Shopping online used to mean waiting days for a package. Now Amazon is pushing that timeline down to a single hour — and they’ve built a whole new page to help you find what qualifies.

Amazon just launched its “getitfast” page, a dedicated spot that shows you every product eligible for same-day delivery in your area. Alongside it, the company added new search filters and product tags specifically for 1-hour and 3-hour delivery options. So instead of guessing whether that item ships fast enough, you’ll know right away.

It’s a genuinely useful feature. But it also raises some real questions about what this means for local stores and small businesses.

The New ‘Getitfast’ Page and How It Works

The concept is pretty straightforward. Visit the getitfast page, and Amazon shows you items available for ultra-fast delivery based on where you live. Products now carry tags flagging whether they qualify for 1-hour or 3-hour delivery. Plus, new search filters let you narrow results by delivery speed right from the start.

That means no more clicking through product pages and cross-referencing delivery estimates. You simply filter for what you need and see only items that can actually land at your door within your preferred window. For anyone who’s ever scrambled to find something last-minute, that’s a meaningful change.

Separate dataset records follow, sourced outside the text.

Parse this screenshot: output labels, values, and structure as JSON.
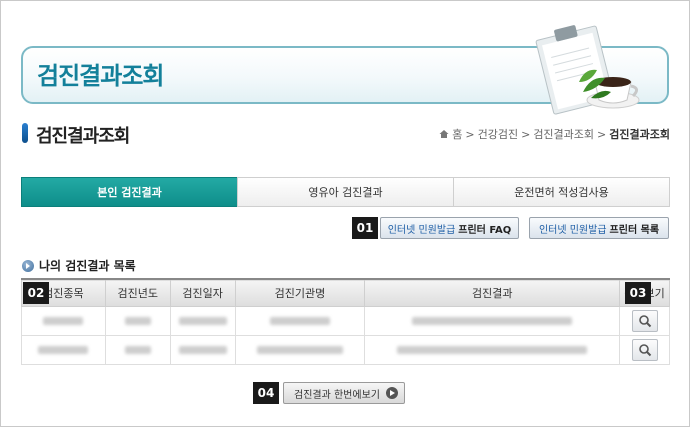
{
  "banner": {
    "title": "검진결과조회"
  },
  "page": {
    "title": "검진결과조회"
  },
  "breadcrumb": [
    "홈",
    "건강검진",
    "검진결과조회",
    "검진결과조회"
  ],
  "tabs": [
    {
      "label": "본인 검진결과",
      "active": true
    },
    {
      "label": "영유아 검진결과",
      "active": false
    },
    {
      "label": "운전면허 적성검사용",
      "active": false
    }
  ],
  "badges": {
    "b1": "01",
    "b2": "02",
    "b3": "03",
    "b4": "04"
  },
  "faq_button": {
    "highlight": "인터넷 민원발급",
    "label": "프린터 FAQ"
  },
  "list_button": {
    "highlight": "인터넷 민원발급",
    "label": "프린터 목록"
  },
  "section": {
    "title": "나의 검진결과 목록"
  },
  "table": {
    "columns": [
      "검진종목",
      "검진년도",
      "검진일자",
      "검진기관명",
      "검진결과",
      "상세보기"
    ]
  },
  "bottom_button": {
    "label": "검진결과 한번에보기"
  },
  "colors": {
    "accent": "#13809a",
    "tab_active": "#1a9e99"
  },
  "icons": {
    "home": "home-icon",
    "view": "magnifier-icon",
    "bullet": "circle-arrow-icon"
  }
}
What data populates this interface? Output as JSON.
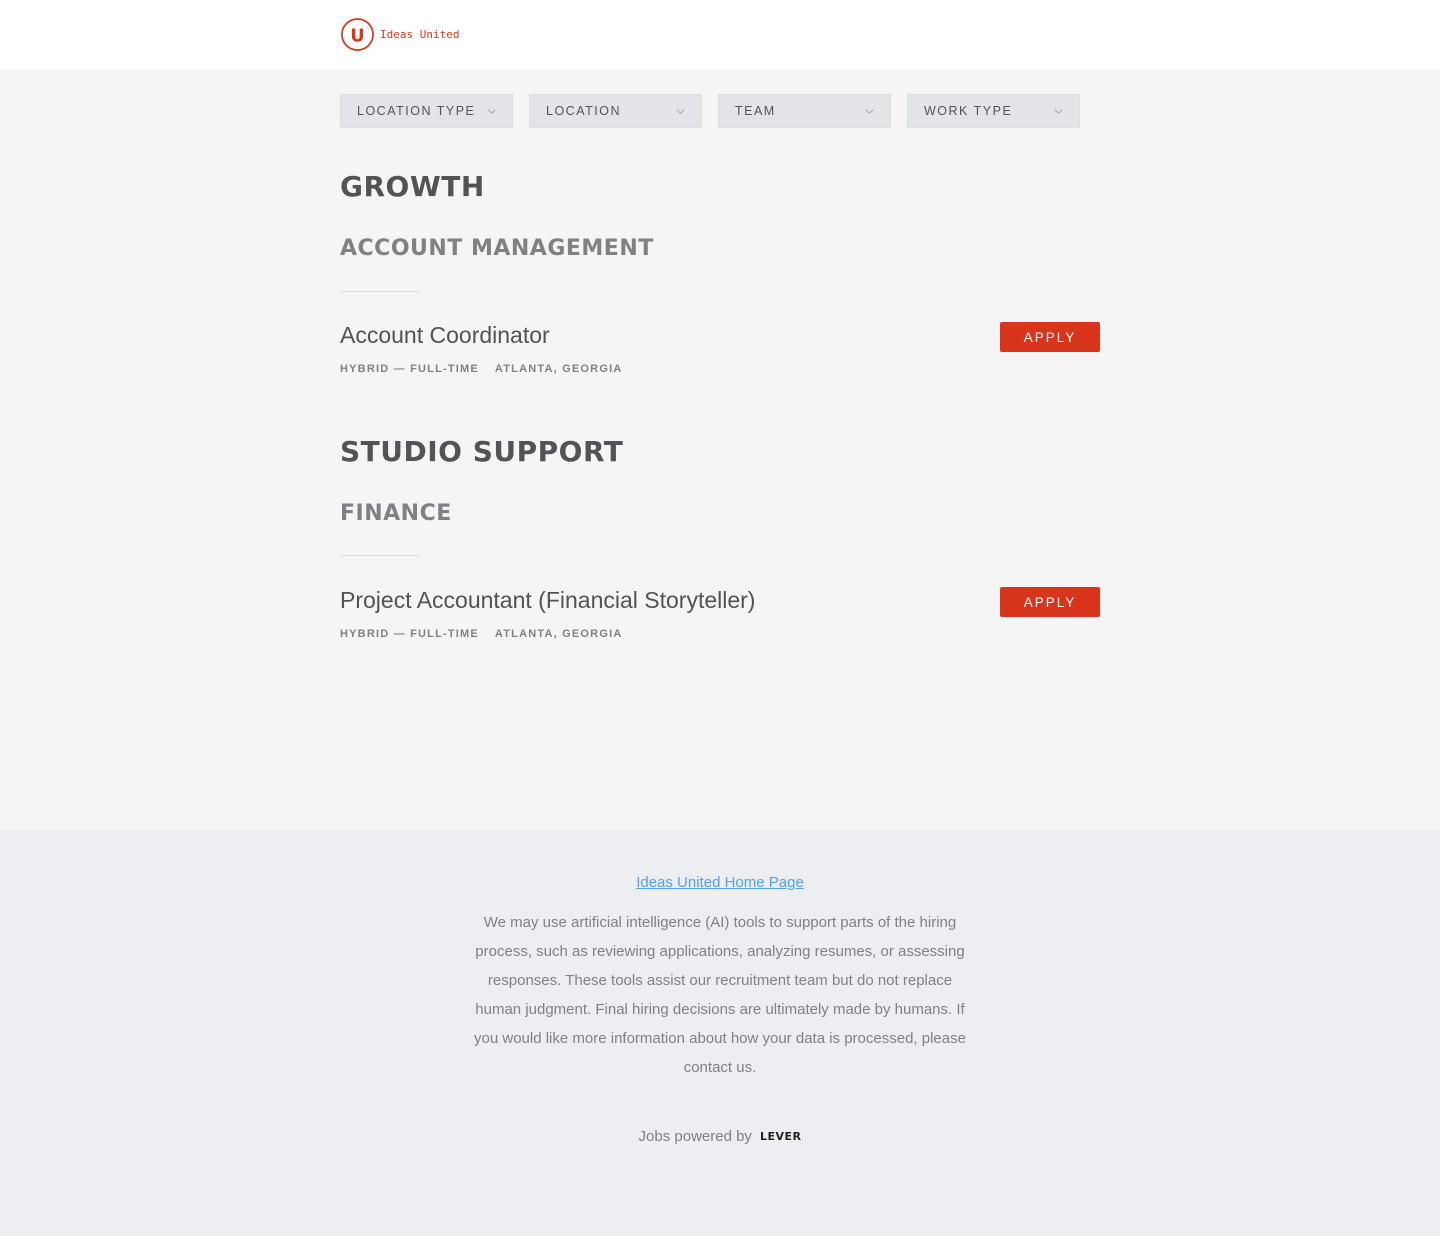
{
  "header": {
    "logo_text": "Ideas United",
    "logo_letter": "U",
    "brand_color": "#d9371c"
  },
  "filters": [
    {
      "label": "LOCATION TYPE"
    },
    {
      "label": "LOCATION"
    },
    {
      "label": "TEAM"
    },
    {
      "label": "WORK TYPE"
    }
  ],
  "groups": [
    {
      "department": "GROWTH",
      "team": "ACCOUNT MANAGEMENT",
      "postings": [
        {
          "title": "Account Coordinator",
          "commitment": "HYBRID — FULL-TIME",
          "location": "ATLANTA, GEORGIA",
          "apply_label": "APPLY"
        }
      ]
    },
    {
      "department": "STUDIO SUPPORT",
      "team": "FINANCE",
      "postings": [
        {
          "title": "Project Accountant (Financial Storyteller)",
          "commitment": "HYBRID — FULL-TIME",
          "location": "ATLANTA, GEORGIA",
          "apply_label": "APPLY"
        }
      ]
    }
  ],
  "footer": {
    "home_link": "Ideas United Home Page",
    "disclaimer": "We may use artificial intelligence (AI) tools to support parts of the hiring process, such as reviewing applications, analyzing resumes, or assessing responses. These tools assist our recruitment team but do not replace human judgment. Final hiring decisions are ultimately made by humans. If you would like more information about how your data is processed, please contact us.",
    "powered_by": "Jobs powered by",
    "lever_brand": "LEVER",
    "link_color": "#579eee",
    "apply_color": "#d9341c"
  }
}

Amazon operates same-day delivery seven days a week. And they’ve confirmed plans to expand availability even further in the coming months.

Same-day delivery coverage spans over 2000 US cities and towns

Where Same-Day Delivery Works Right Now

Coverage is already broader than most people might expect. The 1-hour delivery option currently reaches hundreds of cities and towns across the United States. That includes parts of major metros like Los Angeles, Chicago, and Washington, D.C. But it also extends to smaller cities such as Des Moines, Iowa; Boise, Idaho; and American Fork, Utah.

The 3-hour option reaches even more of the country. Amazon has it running in over 2,000 cities and towns, spanning large urban centers, mid-size cities, and surrounding suburbs. Places like Cornwall, Pennsylvania; Harrah, Oklahoma; and Arabi, Louisiana are already on the list.

That suburban and small-city reach is notable. Amazon’s been spending the past year shifting its fulfillment center strategy specifically to serve areas outside major metros, including rural regions. This getitfast page is essentially the consumer-facing result of that infrastructure investment.

Prime members pay $9.99 for one-hour delivery versus non-Prime pricing

What Does 1-Hour Delivery Actually Cost?

Speed comes at a price, naturally. Here’s how the pricing breaks down:

  • 1-hour delivery: $9.99 for Prime members, $19.99 for non-Prime
  • 3-hour delivery: $4.99 for Prime members, $14.99 for non-Prime
  • Standard same-day delivery: Still free for Prime members on orders over $25, or $12.99 for non-Prime customers

So if you’re a Prime member who needs something within the hour, you’re paying roughly $10 for that convenience. Whether that feels reasonable depends entirely on your situation. Late-night urgent purchase? Probably worth it. Just impatient? Maybe less so.

Amazon Has Been Chasing Ultra-Fast Delivery for Years

This launch fits into a longer pattern. Amazon previously tested 30-minute deliveries in Seattle and Philadelphia. Those experiments helped the company understand what infrastructure it needed to make near-instant delivery viable at scale.

Amazon same-day delivery coverage across 2000 US cities and towns

Over the past year, Amazon leaned heavily into robotics and strategically located fulfillment centers to push faster delivery to more areas. The getitfast page is essentially the storefront window for all that backend work.

The question worth asking, though, is what this acceleration does to local retail. When Amazon can deliver a product to your door in the time it takes to drive to a store and park, the competitive pressure on local businesses gets real. The new search filters and product tags make ultra-fast delivery even more visible and tempting, which could shift purchasing habits further toward Amazon for everyday items that local stores currently cover.

That’s not a reason to ignore a genuinely useful feature. But it’s worth keeping in mind, especially if supporting local businesses matters to you.

Amazon Prime vs non-Prime pricing for 1-hour and 3-hour delivery

Should You Use It?

Honestly, for genuine urgent needs, the getitfast page is a solid tool. Forgotten birthday gift, last-minute household essential, something you need for a project today — those are exactly the situations this was built for.

If you’re a Prime member in a covered city, the 3-hour option at $4.99 is actually pretty competitive compared to driving somewhere yourself. The 1-hour tier at $9.99 is pricier, but for truly time-sensitive moments it makes sense.

Just maybe don’t let the convenience become your default shopping mode. Your neighborhood hardware store and local pharmacy are already competing on a tough playing field. Sometimes the 10-minute drive is worth it.